The recommended catches of menhaden are necessarily lower under ERPs than they would have been without them. With more than 100 years of fishery science experience among us, we believe the commission’s decision represents a sea change in how we manage marine fishes. Although not on restaurant menus, nor a target of anglers, menhaden support important fisheries that use them as bait for lobster and crab; as fish meal to feed salmon, poultry, and other livestock; and in the production of omega-3 fish oil supplements.
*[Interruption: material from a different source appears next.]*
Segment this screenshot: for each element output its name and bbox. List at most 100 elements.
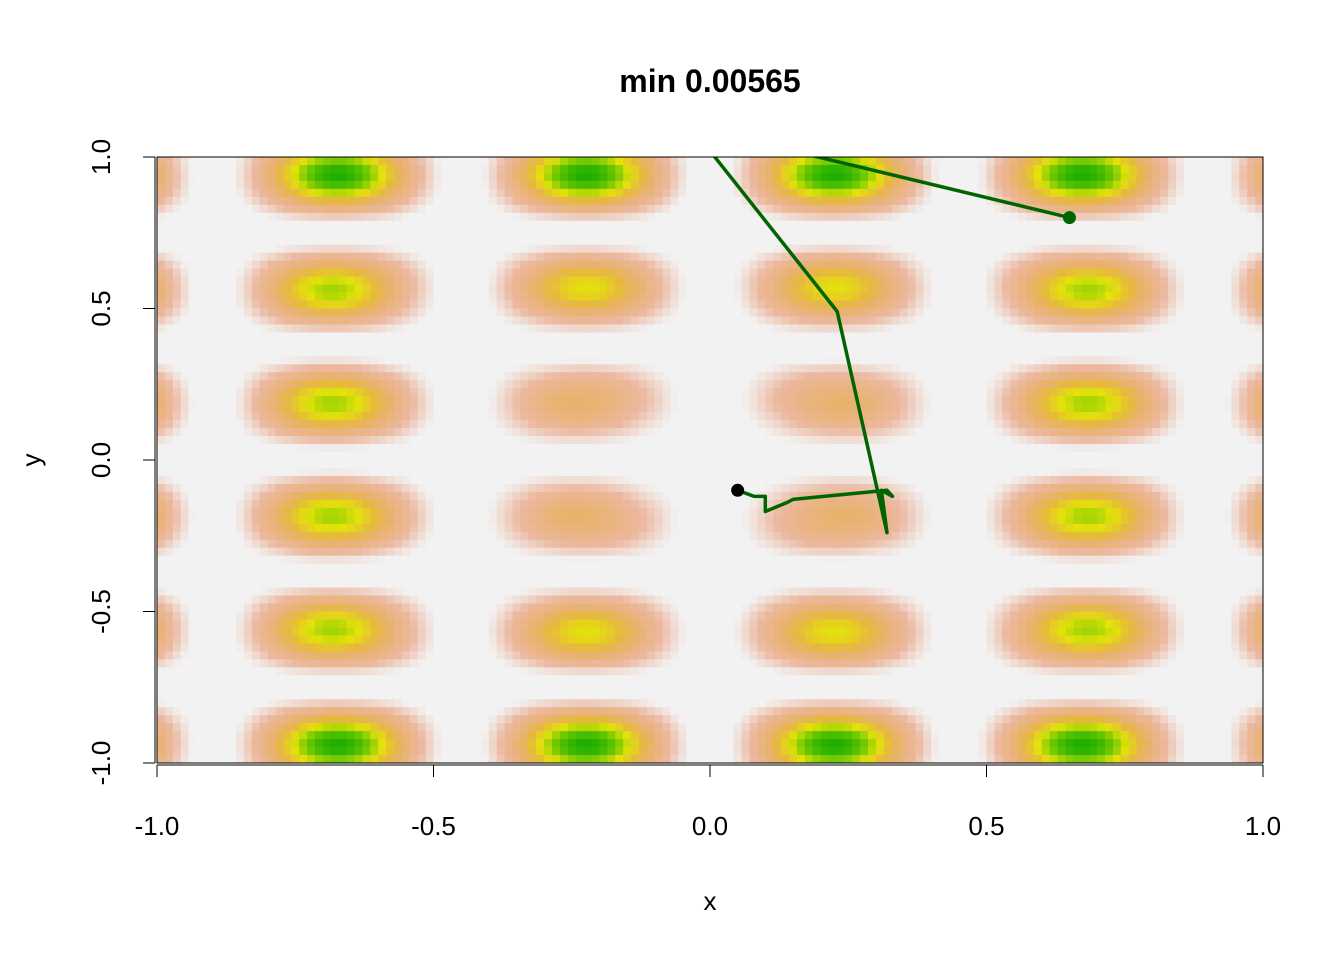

But menhaden is a key forage species, important in the diets of high-profile fishes that we do eat (and love to catch), for example, bluefin tuna, striped bass, and bluefish.
Given that these predators and other prized fish are in decline along the U.S. Atlantic coast, the decision to balance the needs of commercial menhaden fishing with fisheries that target their predators — and the larger ocean ecosystem — comes at a critical time. The commission’s progressive action was made possible by substantial and ongoing federal, state and academic scientific investments into the creation of ecosystem models, including one that we spearheaded.
These state-of-the-art models, built specifically for our region of the Atlantic Ocean, forecast how different levels of menhaden fishing might affect not only menhaden harvests but also the abundance of key predator species, particularly striped bass.
By shifting from a traditional approach that considers one single species at a time to an ecosystem approach that accounts for Atlantic menhaden and its predators, the commission demonstrated its commitment to sustaining the nation’s marine resources. The action will benefit commercial and recreational fisheries and other coastal businesses while providing adequate forage to support resilient, productive ecosystems.
The commission demonstrated that ecosystem-based fisheries management can be implemented. The decades-long dialogue on menhaden among fishery managers, scientists, industry, and the public created a spirit of trust and understanding about their roles and responsibilities.
The adoption of menhaden ecological reference points resulted from a transparent and balanced approach that was informed by science and consistent investments in objective, peer-reviewed research. This bold step forward serves as a prime example of ecosystem-based management for other fisheries to strategically plan and implement.
Thomas Miller, University of Maryland, Solomons
Andre Buchheister, Humboldt State University, Arcata, Calif.